Selb Neuer Werksverkaufsführer nun in drei Sprachen

Vorsitzender André Zaus, Alexandra Oppitz vom Marketing, Oberbürgermeister Ulrich Pötzsch und Kassiererin Silke Küstner (von links) präsentierten den neuen Führer. Foto: Florian Miedl

Der Verein Porzellanstraße wirbt künftig in Deutsch, Englisch und Tschechisch. Im Fokus stehen neben Porzellan auch viele tou-ristische Mögichkeiten.

Selb - Der Verein Porzellanstraße hat seinen neuen Werksverkaufsführer für das Jahr 2020 im Rosenthal Outlet-Center Selb vorgestellt. In dem neuen Heftchen werden alle Werksverkäufe der Mitglieder der Porzellanstraße nicht nur in Deutsch und Englisch, sondern von diesem Jahr an auch in Tschechisch vorgestellt.
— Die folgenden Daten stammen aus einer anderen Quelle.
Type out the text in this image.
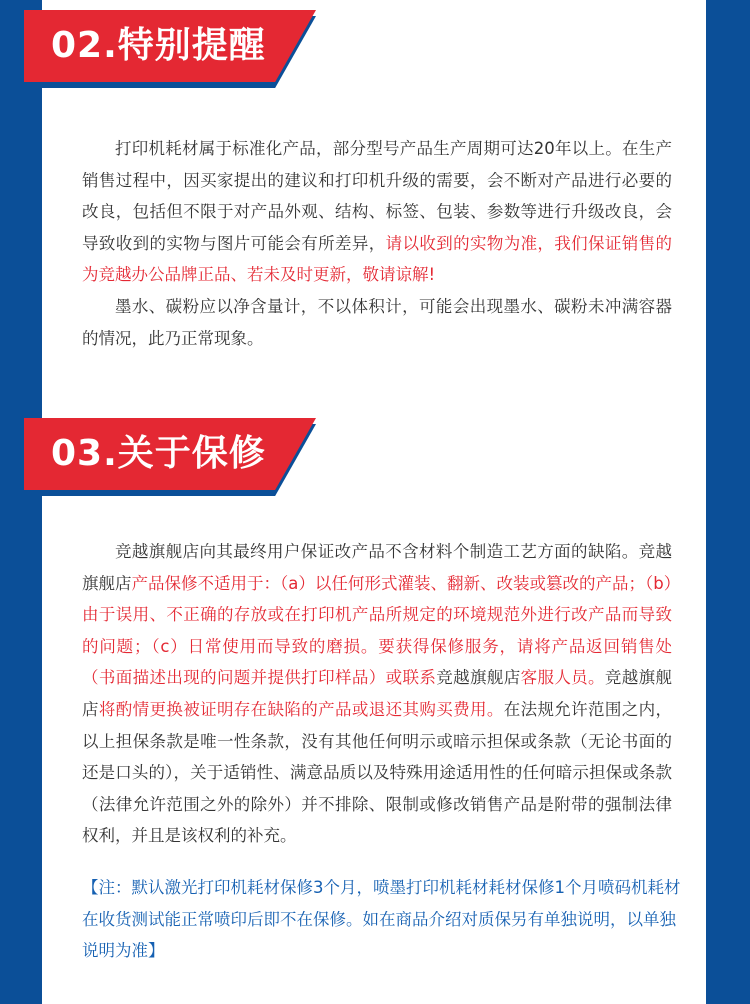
02.特别提醒

打印机耗材属于标准化产品，部分型号产品生产周期可达20年以上。在生产销售过程中，因买家提出的建议和打印机升级的需要，会不断对产品进行必要的改良，包括但不限于对产品外观、结构、标签、包装、参数等进行升级改良，会导致收到的实物与图片可能会有所差异，请以收到的实物为准，我们保证销售的为竞越办公品牌正品、若未及时更新，敬请谅解!

墨水、碳粉应以净含量计，不以体积计，可能会出现墨水、碳粉未冲满容器的情况，此乃正常现象。

03.关于保修

竞越旗舰店向其最终用户保证改产品不含材料个制造工艺方面的缺陷。竞越旗舰店产品保修不适用于：（a）以任何形式灌装、翻新、改装或篡改的产品；（b）由于误用、不正确的存放或在打印机产品所规定的环境规范外进行改产品而导致的问题；（c）日常使用而导致的磨损。要获得保修服务，请将产品返回销售处（书面描述出现的问题并提供打印样品）或联系竞越旗舰店客服人员。竞越旗舰店将酌情更换被证明存在缺陷的产品或退还其购买费用。在法规允许范围之内，以上担保条款是唯一性条款，没有其他任何明示或暗示担保或条款（无论书面的还是口头的），关于适销性、满意品质以及特殊用途适用性的任何暗示担保或条款（法律允许范围之外的除外）并不排除、限制或修改销售产品是附带的强制法律权利，并且是该权利的补充。

【注：默认激光打印机耗材保修3个月，喷墨打印机耗材耗材保修1个月喷码机耗材在收货测试能正常喷印后即不在保修。如在商品介绍对质保另有单独说明，以单独说明为准】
Der Führer weist nicht nur auf Porzellan und Glas hin, auch die großen Selber Outlets zeigen mit ihren Shop-Partnern die vielfältigen Möglichkeiten entlang der über 800 Kilometer langen touristischen Route, die von Schlüsselfeld über Bamberg, Bayreuth, Weiden und Selb bis nach Karlsbad und Ostrov in Tschechien führt. Sowohl auf deutscher als auch auf tschechischer Seite soll der neue Werksverkaufsführer in Tourist-Infos, Hotels und bei allen Mitgliedern des Vereins Porzellanstraße zu finden sein.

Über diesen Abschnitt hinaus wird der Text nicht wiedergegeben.